Though the election had a clear winner, a small but vocal contingent from the losing faction has spent months pushing wild theories with little supporting evidence about a scheme to fix the outcome. The only solution, they say, is to have a new election where the true winner will emerge victorious.

And, this time, it seems to have worked.

The National Labor Relations Board (NLRB) has ordered a do-over of a high-profile unionization election at an Amazon warehouse in Bessemer, Alabama. The Retail, Wholesale, and Department Store Union (RWDSU) lost that election decisively in April—by a margin greater than two-to-one—but the NLRB is giving the union a second chance after a dispute that centers on the mailboxes used to collect workers’ ballots.

Yes, really. This is a fight over whether a form of mail-in balloting might have affected the outcome of an election.

Lisa Henderson, the director of the NLRB’s Atlanta region who issued the board’s ruling on Monday, said that Amazon’s decision to place a post office collection box near the warehouse’s parking lot gave “the appearance of irregular and improper” election procedures that violated the NLRB’s rules. Amazon executives had argued that the mailbox was provided to make it easier for workers to deposit their ballots, but the union claimed the mailbox somehow caused workers to believe the election was being unduly influenced by management.
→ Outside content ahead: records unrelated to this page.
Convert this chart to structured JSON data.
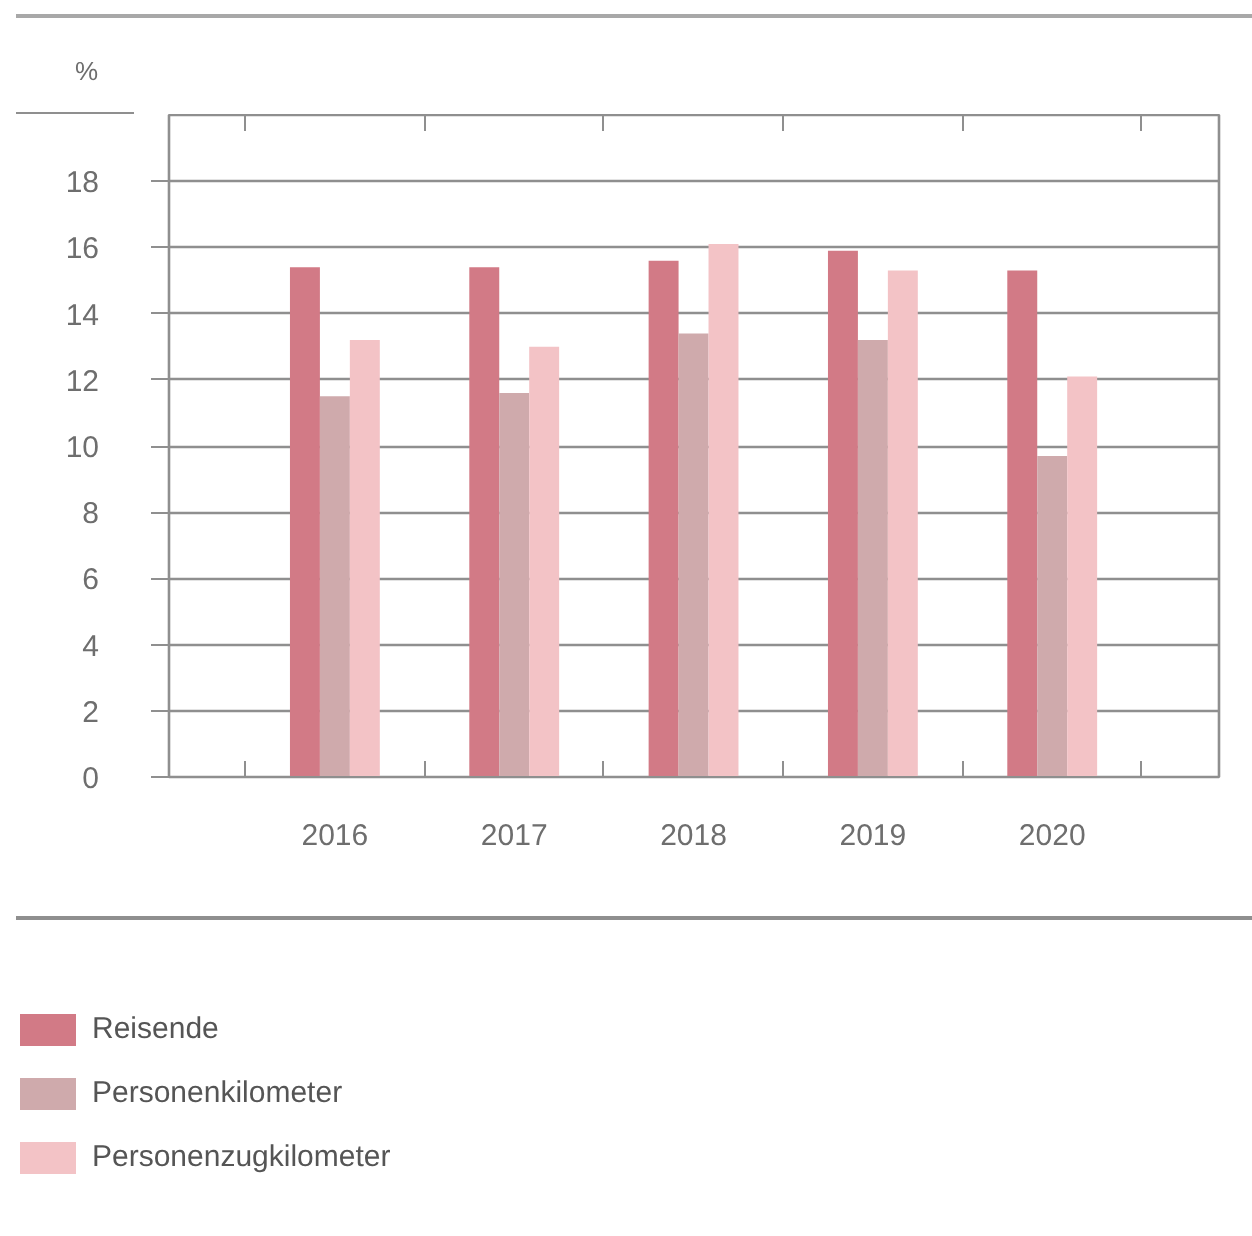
{
  "chart_data": {
    "type": "bar",
    "ylabel": "%",
    "categories": [
      "2016",
      "2017",
      "2018",
      "2019",
      "2020"
    ],
    "series": [
      {
        "name": "Reisende",
        "color": "#d27a86",
        "values": [
          15.4,
          15.4,
          15.6,
          15.9,
          15.3
        ]
      },
      {
        "name": "Personenkilometer",
        "color": "#cfaaac",
        "values": [
          11.5,
          11.6,
          13.4,
          13.2,
          9.7
        ]
      },
      {
        "name": "Personenzugkilometer",
        "color": "#f3c3c6",
        "values": [
          13.2,
          13.0,
          16.1,
          15.3,
          12.1
        ]
      }
    ],
    "ylim": [
      0,
      20
    ],
    "yticks": [
      0,
      2,
      4,
      6,
      8,
      10,
      12,
      14,
      16,
      18
    ],
    "grid": "y",
    "legend": "bottom left"
  }
}
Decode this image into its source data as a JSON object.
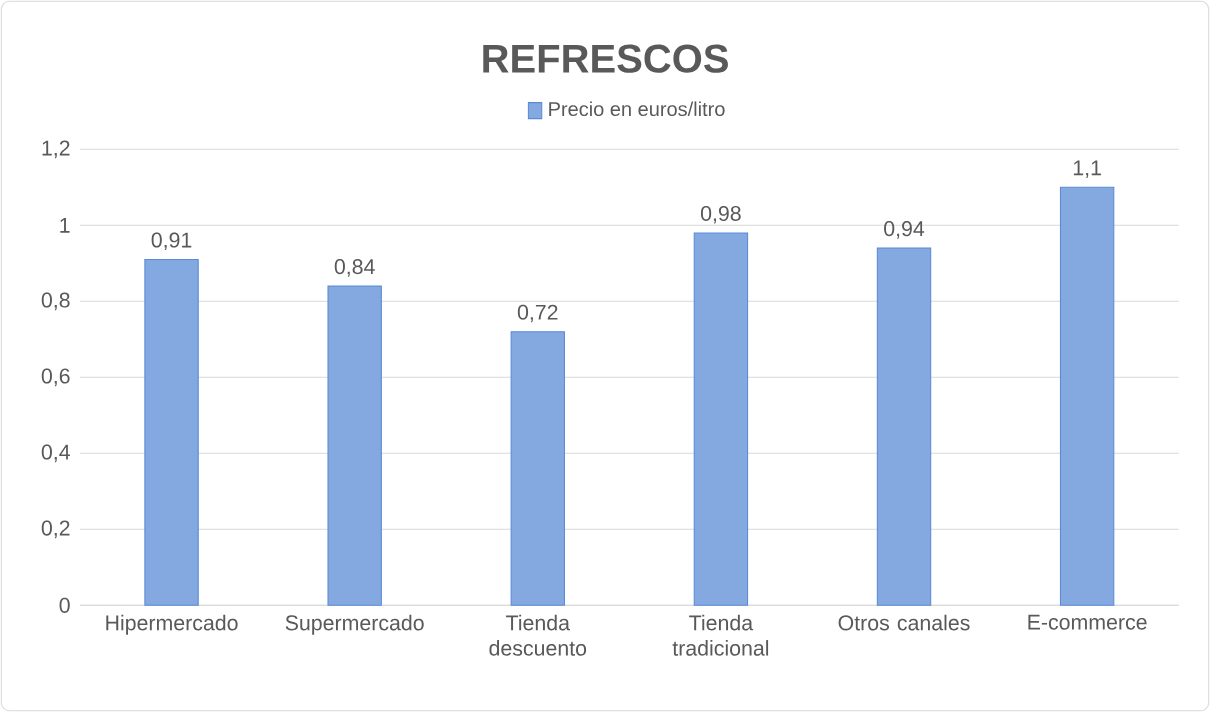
{
  "chart_data": {
    "type": "bar",
    "title": "REFRESCOS",
    "categories": [
      "Hipermercado",
      "Supermercado",
      "Tienda descuento",
      "Tienda tradicional",
      "Otros canales",
      "E-commerce"
    ],
    "series": [
      {
        "name": "Precio en euros/litro",
        "color": "#5b8bd6",
        "values": [
          0.91,
          0.84,
          0.72,
          0.98,
          0.94,
          1.1
        ],
        "value_labels": [
          "0,91",
          "0,84",
          "0,72",
          "0,98",
          "0,94",
          "1,1"
        ]
      }
    ],
    "ylim": [
      0,
      1.2
    ],
    "yticks": [
      0,
      {
        "value": 0.2,
        "label": "0,2"
      },
      {
        "value": 0.4,
        "label": "0,4"
      },
      {
        "value": 0.6,
        "label": "0,6"
      },
      {
        "value": 0.8,
        "label": "0,8"
      },
      1,
      {
        "value": 1.2,
        "label": "1,2"
      }
    ],
    "grid": "y",
    "legend": "top"
  }
}
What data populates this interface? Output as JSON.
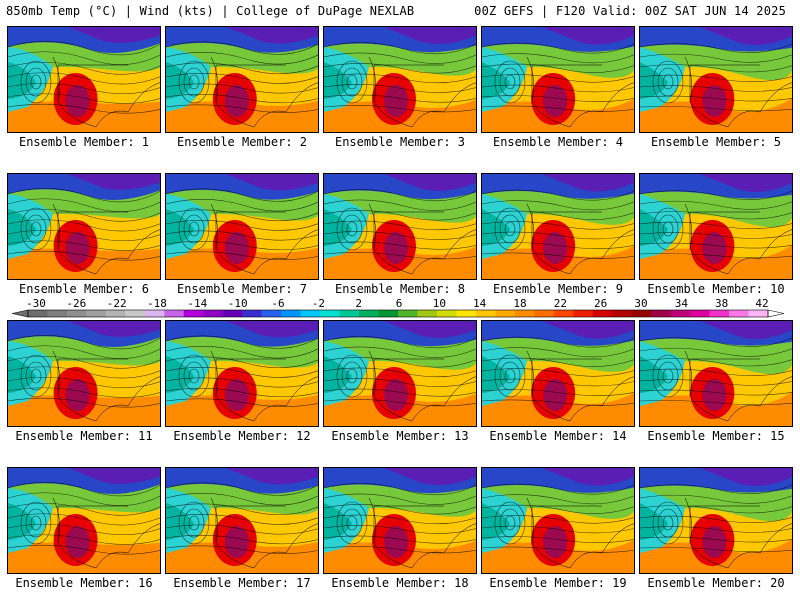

Separately, Henderson also sided with the union’s complain that Amazon had “improperly polled employees” prior to the election by making “vote NO” paraphernalia available to workers.

It’s no surprise that the NLRB, which has a long history of siding with labor unions in these fights, ruled against Amazon. But any objective view of the election would conclude that the union’s complaints have little merit.

If providing campaign buttons was grounds for disqualifying the results of an election, would any election in modern American history be valid? The union—like Sidney Powell and Rudy Guiliani—might argue that mail-in voting is inherently corrupt for hackish political reasons, but that claim has little basis in the real world.

The results of April’s election suggest that it was the RWDSU’s own failures rather than intimidation from Amazon that swung the outcome. About half of the Bessemer warehouse’s roughly 5,800 workers voted, and only 738 voted for unionization. That’s about 13 percent.

In Bessemer, Amazon’s campaign argued that workers were earning at least $15 per hour plus benefits, and that paying union dues would consume part of their paychecks. Those are reasonable reasons to vote against unionization! And that probably has more to do with the outcome in Bessemer than paper-thin conspiracy theories about campaign buttons and mailboxes.